In a placebo-controlled study, 60 patients admitted into a hospital for acute alcohol withdrawal symptoms were given taurine supplements, whereas others were given a placebo. Interestingly, those who received the taurine supplements, not the placebo, were shown to have lessened symptoms of withdrawal, including fewer instances of delirium and hallucinations. Another placebo-controlled study supported these findings. In this study, some abstinent alcoholics were treated with acetyl-L-carnitine, or ALC, whereas others were given a placebo. Those who were given the doses of ALC actually performed better on memory, language, and reasoning tests than those who took the placebo instead.

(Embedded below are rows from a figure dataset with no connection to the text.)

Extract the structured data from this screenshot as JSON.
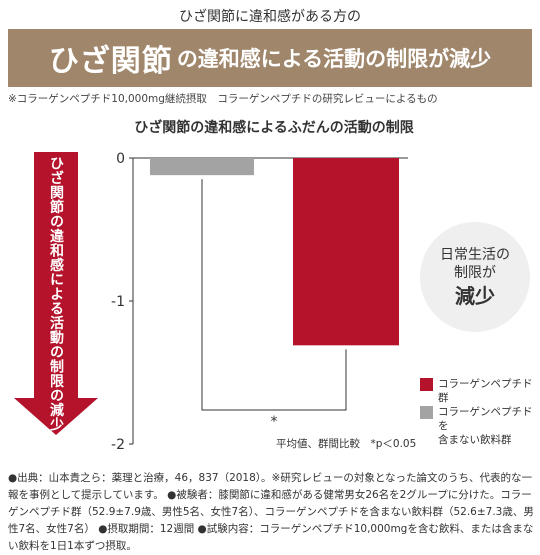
{
  "header": {
    "top_caption": "ひざ関節に違和感がある方の",
    "banner_big": "ひざ関節",
    "banner_rest": "の違和感による活動の制限が減少",
    "note": "※コラーゲンペプチド10,000mg継続摂取　コラーゲンペプチドの研究レビューによるもの"
  },
  "arrow": {
    "text": "ひざ関節の違和感による活動の制限の減少",
    "color": "#b5122b"
  },
  "bubble": {
    "line1": "日常生活の",
    "line2": "制限が",
    "line3": "減少"
  },
  "colors": {
    "banner": "#a0866b",
    "collagen": "#b5122b",
    "placebo": "#a3a3a3",
    "axis": "#333333"
  },
  "chart_data": {
    "type": "bar",
    "title": "ひざ関節の違和感によるふだんの活動の制限",
    "categories": [
      "コラーゲンペプチドを含まない飲料群",
      "コラーゲンペプチド群"
    ],
    "values": [
      -0.12,
      -1.31
    ],
    "ylim": [
      -2,
      0
    ],
    "yticks": [
      0,
      -1,
      -2
    ],
    "ytick_labels": [
      "0",
      "-1",
      "-2"
    ],
    "significance": "*",
    "legend": [
      {
        "label": "コラーゲンペプチド群",
        "color": "#b5122b"
      },
      {
        "label": "コラーゲンペプチドを\n含まない飲料群",
        "color": "#a3a3a3"
      }
    ],
    "legend_position": "bottom-right",
    "footnote": "平均値、群間比較　*p＜0.05",
    "grid": false
  },
  "sources": {
    "p1": "●出典：山本貴之ら：薬理と治療，46，837（2018）。※研究レビューの対象となった論文のうち、代表的な一報を事例として提示しています。 ●被験者：膝関節に違和感がある健常男女26名を2グループに分けた。コラーゲンペプチド群（52.9±7.9歳、男性5名、女性7名）、コラーゲンペプチドを含まない飲料群（52.6±7.3歳、男性7名、女性7名） ●摂取期間：12週間 ●試験内容：コラーゲンペプチド10,000mgを含む飲料、または含まない飲料を1日1本ずつ摂取。"
  }
}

Dr. Lake adds that “Tyrosine may be a useful add-on treatment in cocaine abuse.” His research has found that low serotonin is related to abnormally low serum levels of  L-tryptophan in a subset of alcoholics who are at higher risk of “developing early onset alcoholism with antisocial behavior.” This finding, in conjunction with those produced by animal studies, suggest that human cravings may be mitigated by reintroducing L-tryptophan via supplements. According to Dr. Lake, “taking L-tryptophan before drinking may reduce the severity of cognitive impairment associated with alcohol use.”

Helping More People Stay Sober Longer

Further research is needed into the relationship between amino acids and the reduction of cravings and withdrawal. Preliminary findings by Dr. Lake are promising. In addition to existing treatment methods employed by centers and advocated by healthcare professionals, reintroducing certain unique key supplements can also ease the process of recovery. By understanding which amino acids can provide the greatest benefit to addicted individuals struggling with various aspects overcoming their addiction. If it means offering more people and increasing more people recover from addiction and achiev long-term sobriety, then why not give it a try?